Again she hesitated, uncertain which way to turn. Then, on the far side of the road, she spotted a small stone church surrounded by trees and beyond it the canal Abigail had mentioned the previous evening. She crossed the road, skirted the verdant graveyard, and climbed down a short flight of steps to the towpath. While the mist was fleeing in other places, here it almost entirely concealed the dark green waters. Three narrow boats floated in the vaporous clouds, each looking—with chairs, a wineglass half full, a doll in a pink dress, even a book lying on their respective decks—as if the Rapture had occurred in the night. Dara walked by, gazing curiously at the curtained windows.

Her friendship with Abigail was one of the more unlikely and persistent facts of her life. They had met at university in the laundry room. One day they didn’t know each other; the next they were best friends. At least that was Abigail’s version. Dara’s first memories dated from a few weeks earlier. One rainy afternoon she had seen a girl standing outside the library, wearing a duffle coat, a long red skirt, and Wellington boots, and talking to two men. As Dara approached, the girl burst out laughing with such gaiety, such a seeming lack of reserve, that everyone nearby had smiled. Then the following week in an English seminar she had heard Abigail read a page of Mrs. Dalloway and somehow, although she didn’t appear to be acting, the whole scene was magically present in her voice. When she finished there was a rare moment of silence. “Thank you, Ms. Taylor,” said the lecturer.
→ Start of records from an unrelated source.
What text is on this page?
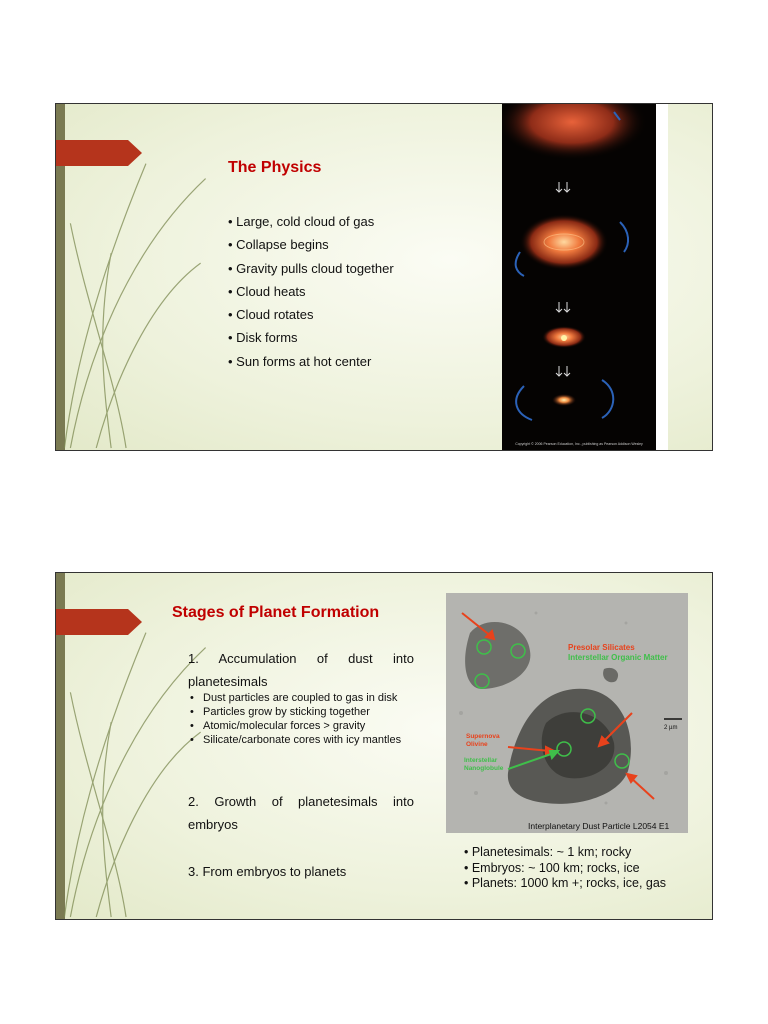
The Physics
• Large, cold cloud of gas
• Collapse begins
• Gravity pulls cloud together
• Cloud heats
• Cloud rotates
• Disk forms
• Sun forms at hot center
Copyright © 2006 Pearson Education, Inc., publishing as Pearson Addison Wesley
Stages of Planet Formation
1. Accumulation of dust into planetesimals
• Dust particles are coupled to gas in disk
• Particles grow by sticking together
• Atomic/molecular forces > gravity
• Silicate/carbonate cores with icy mantles
2. Growth of planetesimals into embryos
3. From embryos to planets
Presolar Silicates
Interstellar Organic Matter
Supernova Olivine
Interstellar Nanoglobule
2 µm
Interplanetary Dust Particle L2054 E1
• Planetesimals: ~ 1 km; rocky
• Embryos: ~ 100 km; rocks, ice
• Planets: 1000 km +; rocks, ice, gas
The mist thinned and two ducks with subtle brown plumage swam by. Now that she was past the narrow boats the towpath was bordered

 

by fields; on the other side of the canal willow trees hung low over the water. Dara would have liked to draw the ducks and the trees—before leaving the house she had slipped a sketchbook into her pocket—but there was nowhere to sit. Then, at the end of the second field, she came to a stile. She took off her jacket, spread it on the top step, and sat down.

After university Abigail had gone to America to study theater and come back to nurse her father. Then she had moved to London and, for several years, with Dara in Glasgow, they had been in touch only intermittently until Dara had got her present job, and moved south. Gradually they had renegotiated their relationship as adults living in the same city, rather than students living side by side. She had helped Abigail to write a one-woman show based on interviews with some of her clients at the women’s center. And Abigail had helped her to feel at home in London.

Now Dara drew the willow tree on the far side of the canal with its long, flowing branches; she added a narrow boat, the ducks, and, in the distance, a church spire. She was shading the spire when she heard a soft tearing sound. Two cows, one black and white, one brown, had approached and were grazing nearby. “Hello,” said Dara, but neither raised its head: all those stomachs to feed. Turning back to the canal, she was in time to see a large black dog, like something out of a fairy tale, bounding along the towpath. It passed her without a glance. As the dog disappeared she heard pounding footsteps. Someone in pursuit? No, the man who came into view, wearing dark shorts and a white T-shirt, was just running. From the stile, Dara had an excellent view of his approach, arms and legs pumping steadily. And then, quite suddenly, he was sprawled on the ground at her feet.

She jumped down to help. “Are you all right?”

“What the hell?” He struggled into a sitting position, his shirt grazed with dirt. “Where did you come from?”